Читать «Что я видел. Эссе и памфлеты» онлайн - страница 31

Виктор Гюго

После Июльской революции надругательство продолжается, еще более печальное и более губительное, и с другими отговорками. За предлогом благочестия последовал предлог национальный, либеральный, патриотический, философский, вольтерьянский. Больше не реставрируют, не портят, не уродуют памятник, его разрушают. И для этого имеются достаточные основания. Церковь – это фанатизм, донжон – феодализм. Памятник разоблачают, истребляют груду камней, совершают массовые убийства руин. Наши бедные церкви едва могут спастись, приняв кокарду. Во Франции нет больше собора, пусть самого грандиозного, почитаемого, великолепного, беспристрастного, исторического, спокойного и величественного, на котором не было бы трехцветного флага. Иногда спасают восхитительную церковь, написав на ней: «Мэрия». Нет ничего менее популярного среди нас, чем здания, сделанные народом и для народа. Мы упрекаем их во всех этих преступлениях прошедших времен, свидетелями которых они были. Мы хотели бы вычеркнуть все из нашей истории. Мы опустошаем, мы уничтожаем, мы разрушаем, мы сносим во имя национального духа. Стремясь быть хорошими французами, мы становимся великолепными иностранцами.

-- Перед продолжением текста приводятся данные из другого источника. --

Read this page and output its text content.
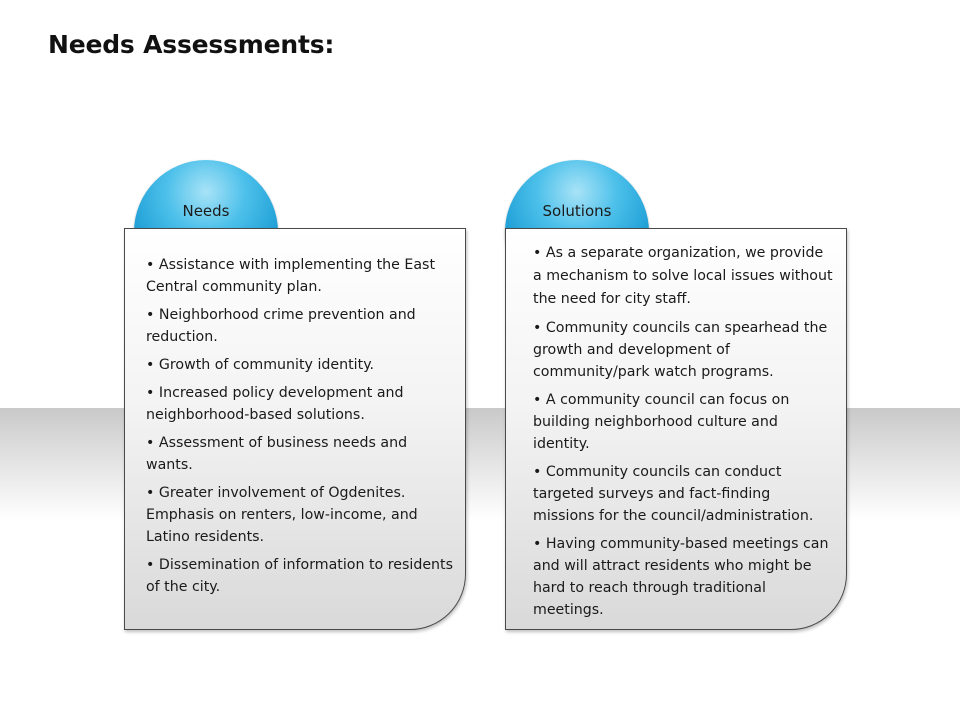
Needs Assessments:
Needs
• Assistance with implementing the East Central community plan.
• Neighborhood crime prevention and reduction.
• Growth of community identity.
• Increased policy development and neighborhood-based solutions.
• Assessment of business needs and wants.
• Greater involvement of Ogdenites. Emphasis on renters, low-income, and Latino residents.
• Dissemination of information to residents of the city.
Solutions
• As a separate organization, we provide a mechanism to solve local issues without the need for city staff.
• Community councils can spearhead the growth and development of community/park watch programs.
• A community council can focus on building neighborhood culture and identity.
• Community councils can conduct targeted surveys and fact-finding missions for the council/administration.
• Having community-based meetings can and will attract residents who might be hard to reach through traditional meetings.
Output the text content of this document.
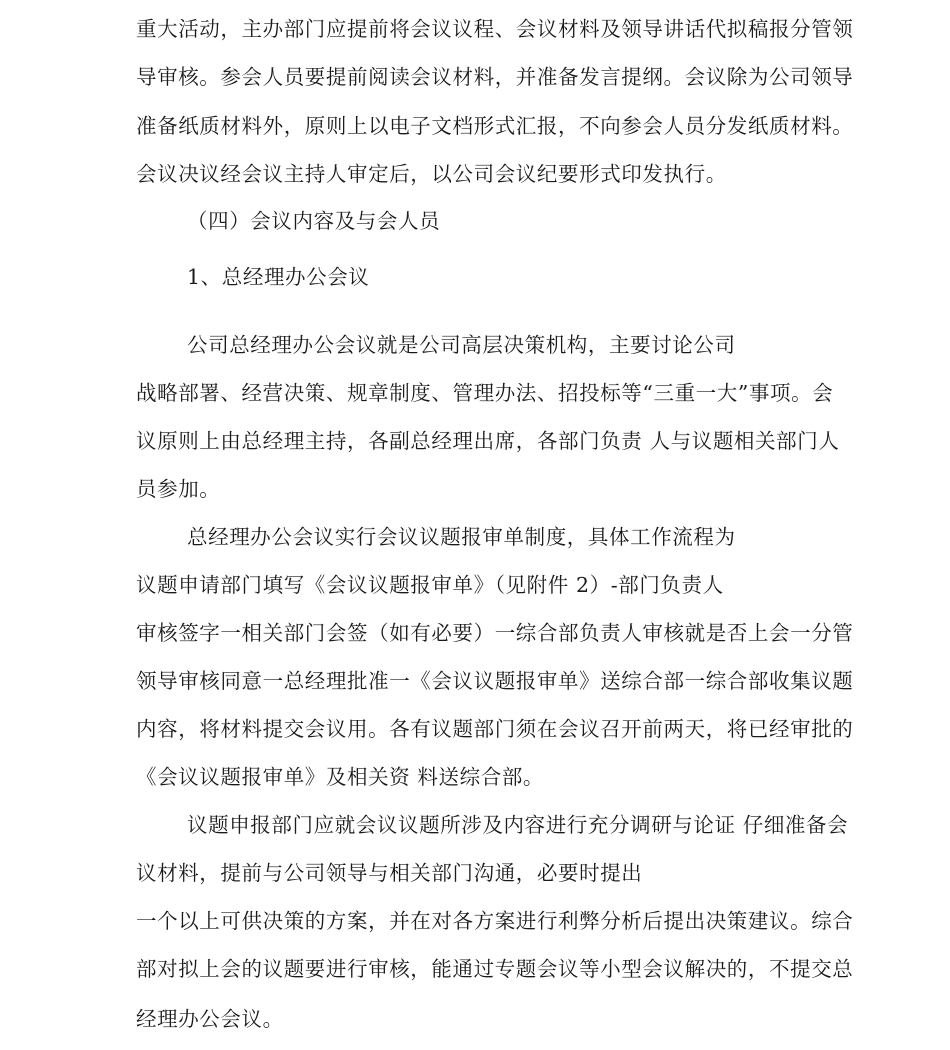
重大活动，主办部门应提前将会议议程、会议材料及领导讲话代拟稿报分管领
导审核。参会人员要提前阅读会议材料，并准备发言提纲。会议除为公司领导
准备纸质材料外，原则上以电子文档形式汇报，不向参会人员分发纸质材料。
会议决议经会议主持人审定后，以公司会议纪要形式印发执行。
（四）会议内容及与会人员
1、总经理办公会议
公司总经理办公会议就是公司高层决策机构，主要讨论公司
战略部署、经营决策、规章制度、管理办法、招投标等“三重一大”事项。会
议原则上由总经理主持，各副总经理出席，各部门负责 人与议题相关部门人
员参加。
总经理办公会议实行会议议题报审单制度，具体工作流程为
议题申请部门填写《会议议题报审单》（见附件 2）-部门负责人
审核签字一相关部门会签（如有必要）一综合部负责人审核就是否上会一分管
领导审核同意一总经理批准一《会议议题报审单》送综合部一综合部收集议题
内容，将材料提交会议用。各有议题部门须在会议召开前两天，将已经审批的
《会议议题报审单》及相关资 料送综合部。
议题申报部门应就会议议题所涉及内容进行充分调研与论证 仔细准备会
议材料，提前与公司领导与相关部门沟通，必要时提出
一个以上可供决策的方案，并在对各方案进行利弊分析后提出决策建议。综合
部对拟上会的议题要进行审核，能通过专题会议等小型会议解决的，不提交总
经理办公会议。
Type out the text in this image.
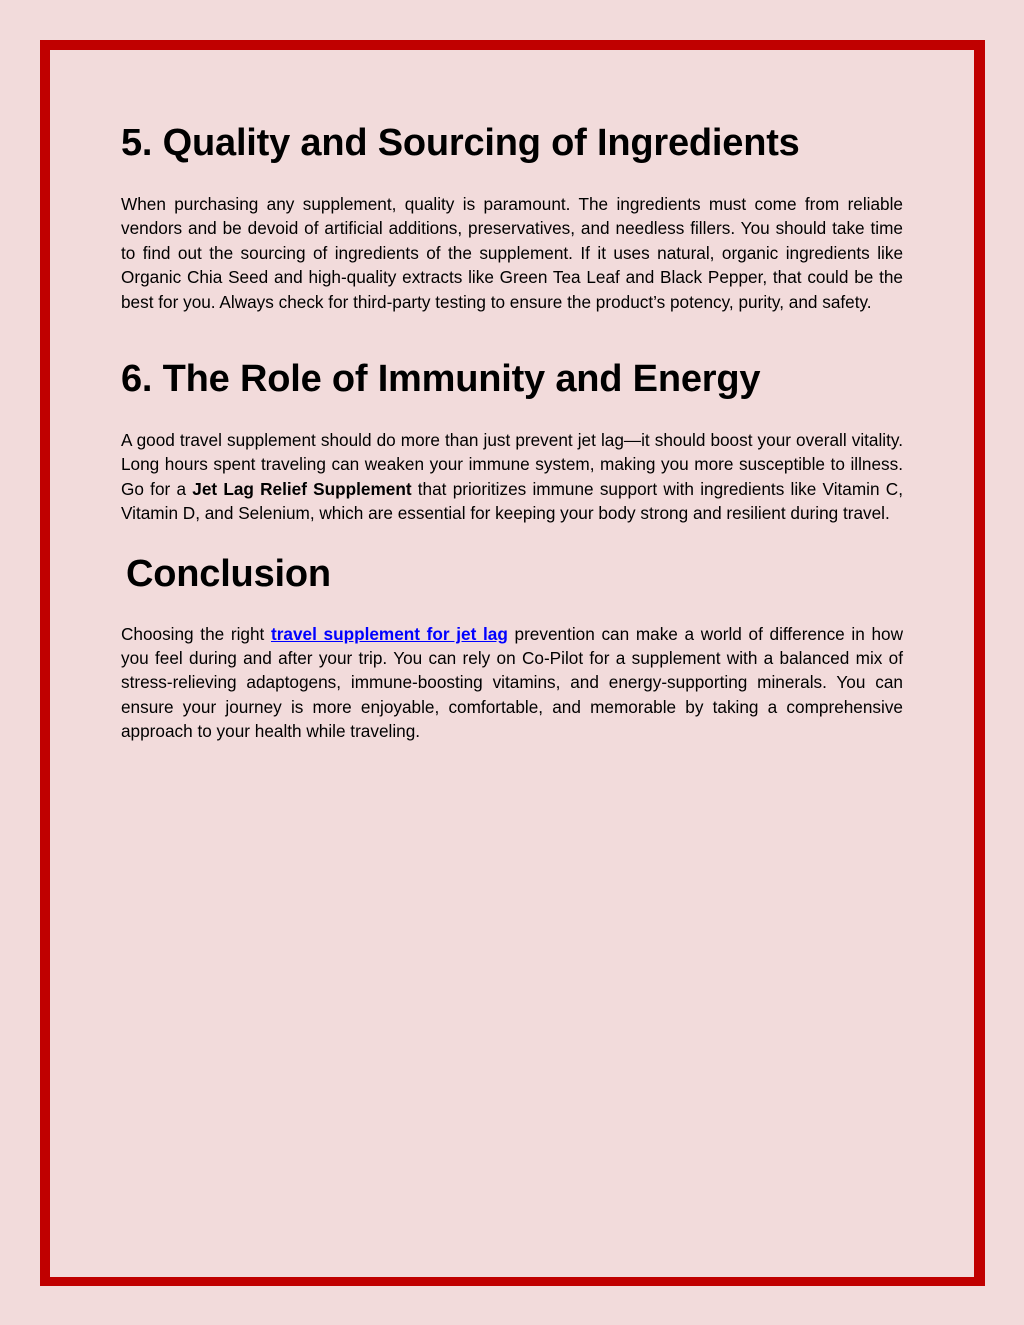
5. Quality and Sourcing of Ingredients

When purchasing any supplement, quality is paramount. The ingredients must come from reliable vendors and be devoid of artificial additions, preservatives, and needless fillers. You should take time to find out the sourcing of ingredients of the supplement. If it uses natural, organic ingredients like Organic Chia Seed and high-quality extracts like Green Tea Leaf and Black Pepper, that could be the best for you. Always check for third-party testing to ensure the product’s potency, purity, and safety.

6. The Role of Immunity and Energy

A good travel supplement should do more than just prevent jet lag—it should boost your overall vitality. Long hours spent traveling can weaken your immune system, making you more susceptible to illness. Go for a Jet Lag Relief Supplement that prioritizes immune support with ingredients like Vitamin C, Vitamin D, and Selenium, which are essential for keeping your body strong and resilient during travel.

Conclusion

Choosing the right travel supplement for jet lag prevention can make a world of difference in how you feel during and after your trip. You can rely on Co-Pilot for a supplement with a balanced mix of stress-relieving adaptogens, immune-boosting vitamins, and energy-supporting minerals. You can ensure your journey is more enjoyable, comfortable, and memorable by taking a comprehensive approach to your health while traveling.
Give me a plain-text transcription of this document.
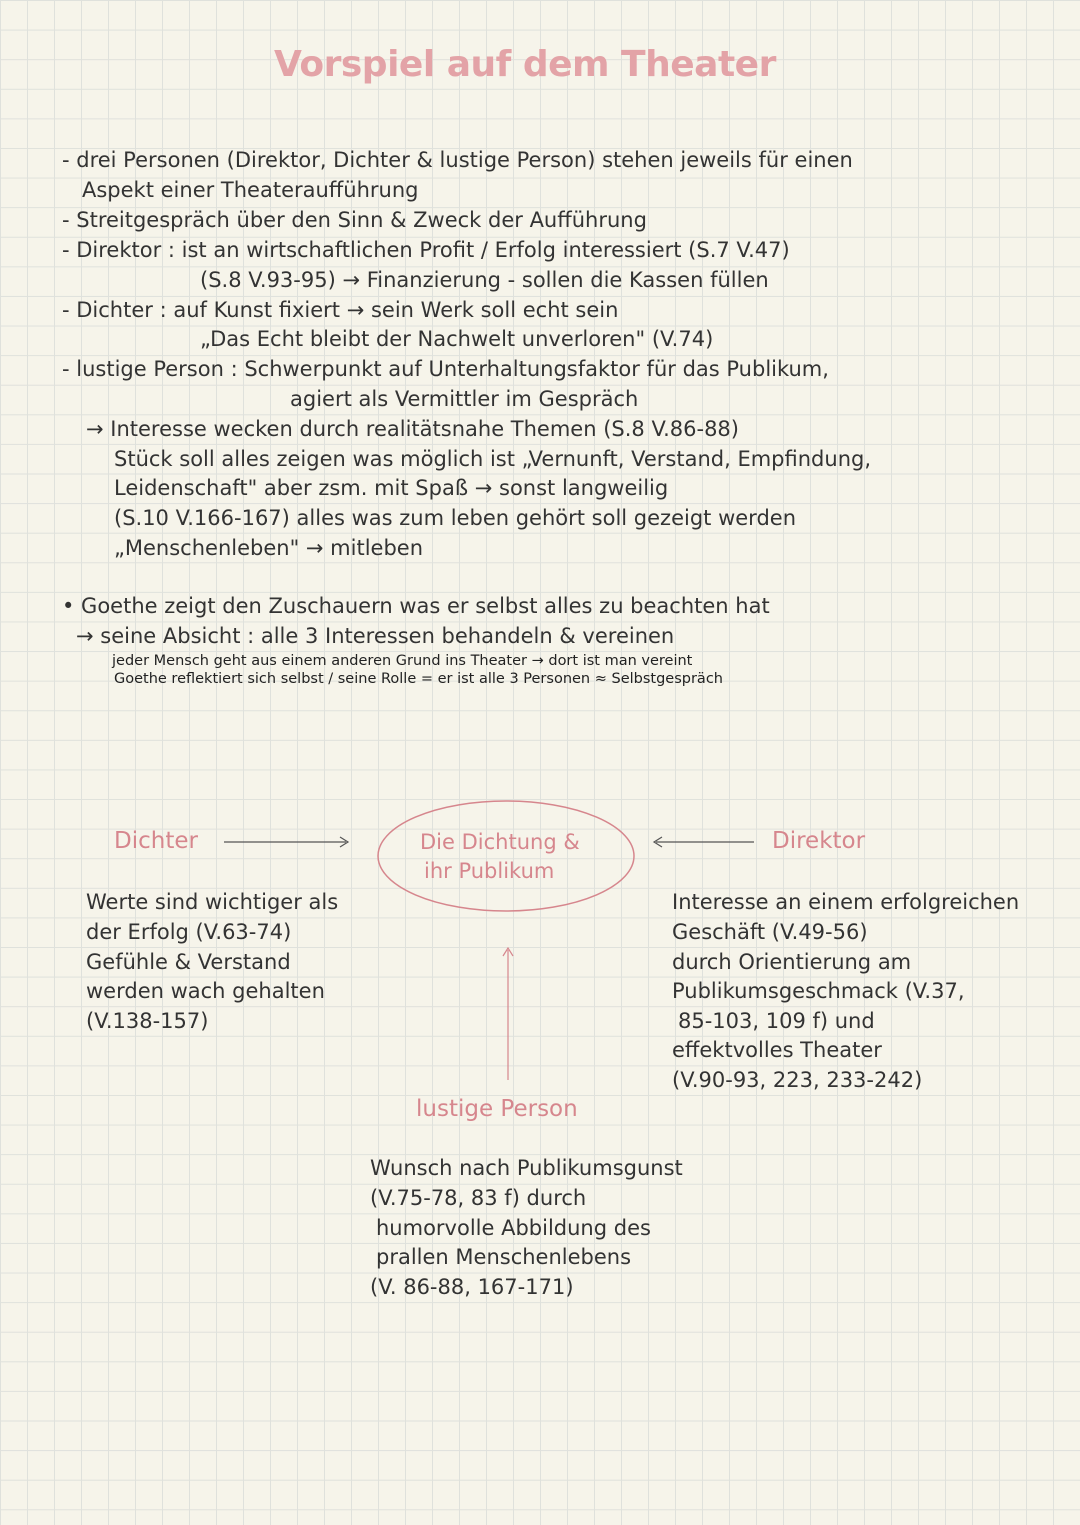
Vorspiel auf dem Theater
- drei Personen (Direktor, Dichter & lustige Person) stehen jeweils für einen
Aspekt einer Theateraufführung
- Streitgespräch über den Sinn & Zweck der Aufführung
- Direktor : ist an wirtschaftlichen Profit / Erfolg interessiert (S.7 V.47)
(S.8 V.93-95) → Finanzierung - sollen die Kassen füllen
- Dichter : auf Kunst fixiert → sein Werk soll echt sein
„Das Echt bleibt der Nachwelt unverloren" (V.74)
- lustige Person : Schwerpunkt auf Unterhaltungsfaktor für das Publikum,
agiert als Vermittler im Gespräch
→ Interesse wecken durch realitätsnahe Themen (S.8 V.86-88)
Stück soll alles zeigen was möglich ist „Vernunft, Verstand, Empfindung,
Leidenschaft" aber zsm. mit Spaß → sonst langweilig
(S.10 V.166-167) alles was zum leben gehört soll gezeigt werden
„Menschenleben" → mitleben
• Goethe zeigt den Zuschauern was er selbst alles zu beachten hat
→ seine Absicht : alle 3 Interessen behandeln & vereinen
jeder Mensch geht aus einem anderen Grund ins Theater → dort ist man vereint
Goethe reflektiert sich selbst / seine Rolle = er ist alle 3 Personen ≈ Selbstgespräch
Die Dichtung &
ihr Publikum
Dichter
Werte sind wichtiger als
der Erfolg (V.63-74)
Gefühle & Verstand
werden wach gehalten
(V.138-157)
Direktor
Interesse an einem erfolgreichen
Geschäft (V.49-56)
durch Orientierung am
Publikumsgeschmack (V.37,
85-103, 109 f) und
effektvolles Theater
(V.90-93, 223, 233-242)
lustige Person
Wunsch nach Publikumsgunst
(V.75-78, 83 f) durch
humorvolle Abbildung des
prallen Menschenlebens
(V. 86-88, 167-171)
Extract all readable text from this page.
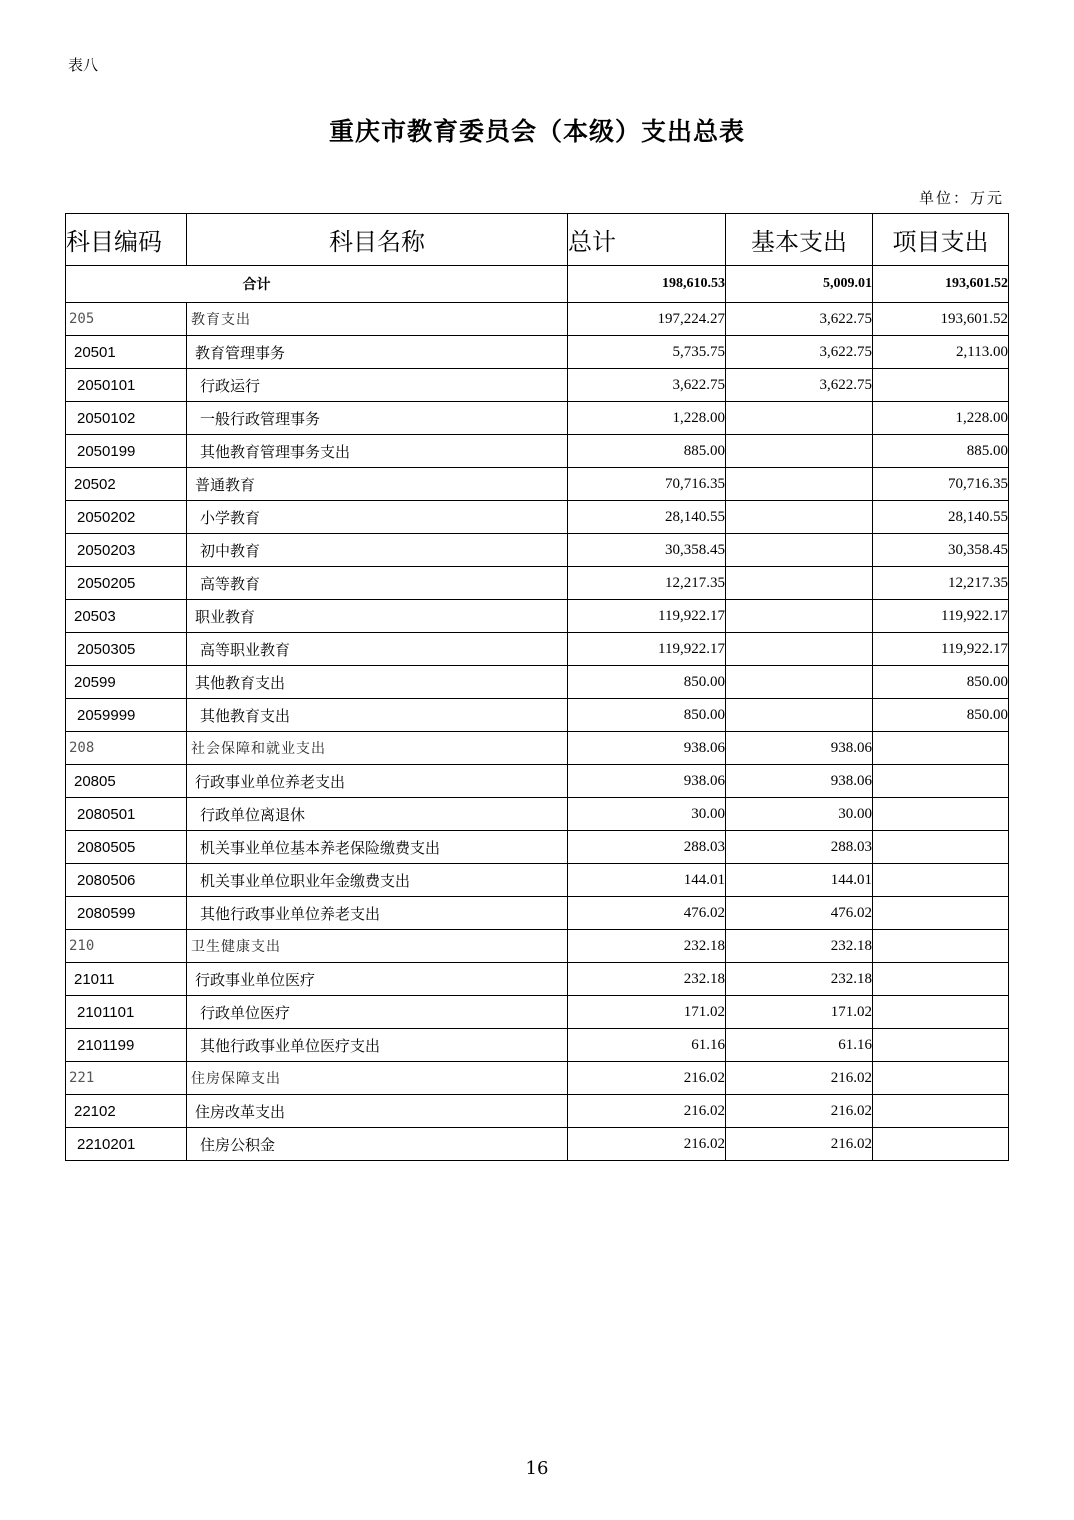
表八
重庆市教育委员会（本级）支出总表
单位：万元
科目编码	科目名称	总计	基本支出	项目支出
合计		198,610.53	5,009.01	193,601.52
205	教育支出	197,224.27	3,622.75	193,601.52
20501	教育管理事务	5,735.75	3,622.75	2,113.00
2050101	行政运行	3,622.75	3,622.75	
2050102	一般行政管理事务	1,228.00		1,228.00
2050199	其他教育管理事务支出	885.00		885.00
20502	普通教育	70,716.35		70,716.35
2050202	小学教育	28,140.55		28,140.55
2050203	初中教育	30,358.45		30,358.45
2050205	高等教育	12,217.35		12,217.35
20503	职业教育	119,922.17		119,922.17
2050305	高等职业教育	119,922.17		119,922.17
20599	其他教育支出	850.00		850.00
2059999	其他教育支出	850.00		850.00
208	社会保障和就业支出	938.06	938.06	
20805	行政事业单位养老支出	938.06	938.06	
2080501	行政单位离退休	30.00	30.00	
2080505	机关事业单位基本养老保险缴费支出	288.03	288.03	
2080506	机关事业单位职业年金缴费支出	144.01	144.01	
2080599	其他行政事业单位养老支出	476.02	476.02	
210	卫生健康支出	232.18	232.18	
21011	行政事业单位医疗	232.18	232.18	
2101101	行政单位医疗	171.02	171.02	
2101199	其他行政事业单位医疗支出	61.16	61.16	
221	住房保障支出	216.02	216.02	
22102	住房改革支出	216.02	216.02	
2210201	住房公积金	216.02	216.02	
16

Среди них встречаются некоторые люди, у которых вызывает отвращение то, что есть банального в ложном пафосе июля, и которые аплодируют разрушителям по другим причинам, причинам ученым и важным, причинам экономистов и банкиров.

– Для чего нужны эти памятники? – говорят они. – Их содержание требует расходов. Снесите их и продайте материалы. И на том спасибо. – В чисто экономическом отношении это плохое умозаключение. Мы уже установили выше, что эти памятники являются капиталами. Многие из них, слава которых привлекает во Францию богатых иностранцев, приносят стране намного больше выгоды, чем их стоимость. Разрушить их – значит лишить страну прибыли.

Но оставим эту бесплодную точку зрения и будем рассуждать с самого начала. С каких пор в цивилизованном обществе решаются задавать искусству вопросы о его пользе? Горе вам, если вы не знаете, для чего служит искусство! Нам нечего больше вам сказать. Идите! Разрушайте! Используйте! Превратите в щебенку собор Парижской Богоматери. Заработайте десять сантимов на колонне18.

Другие принимают и допускают искусство; но если их послушать, средневековые памятники – это сооружения дурного вкуса, варварские произведения, монстры архитектуры, которые нужно уничтожить, не оставив от них и следа. Этим также нечего ответить. С ними покончено. Земля повернулась, мир с тех пор ушел вперед; ими владеют предрассудки прошлого века; они больше не принадлежат к поколению, которое видит солнце. Раз уж это необходимо, мы вновь и вновь повторяем, что в обществе совершилась славная политическая революция, а в искусстве – славная интеллектуальная революция. Вот уже двадцать пять лет, как Шарль Нодье и мадам де Сталь объявили о ней во Франции; и, если можно упомянуть безвестное имя после этих знаменитых имен, мы добавим, что вот уже четырнадцать лет, как мы боремся за нее. Теперь она свершилась. Смехотворная дуэль классиков и романтиков уладилась сама собой, поскольку все в конце концов пришли к единому мнению. Нет больше вопроса. Все, что имеет будущее, – для будущего. Найдется едва ли несколько старых добрых детей в приемных колледжах, в сумерках академий, которые в своем углу делают игрушки из старомодных поэтик и методик; кто поэт, кто архитектор; один развлекается с тремя единствами, другой с пятью ордерами; одни портят гипс в соответствии с Виньола, другие портят стихи в соответствии с Буало.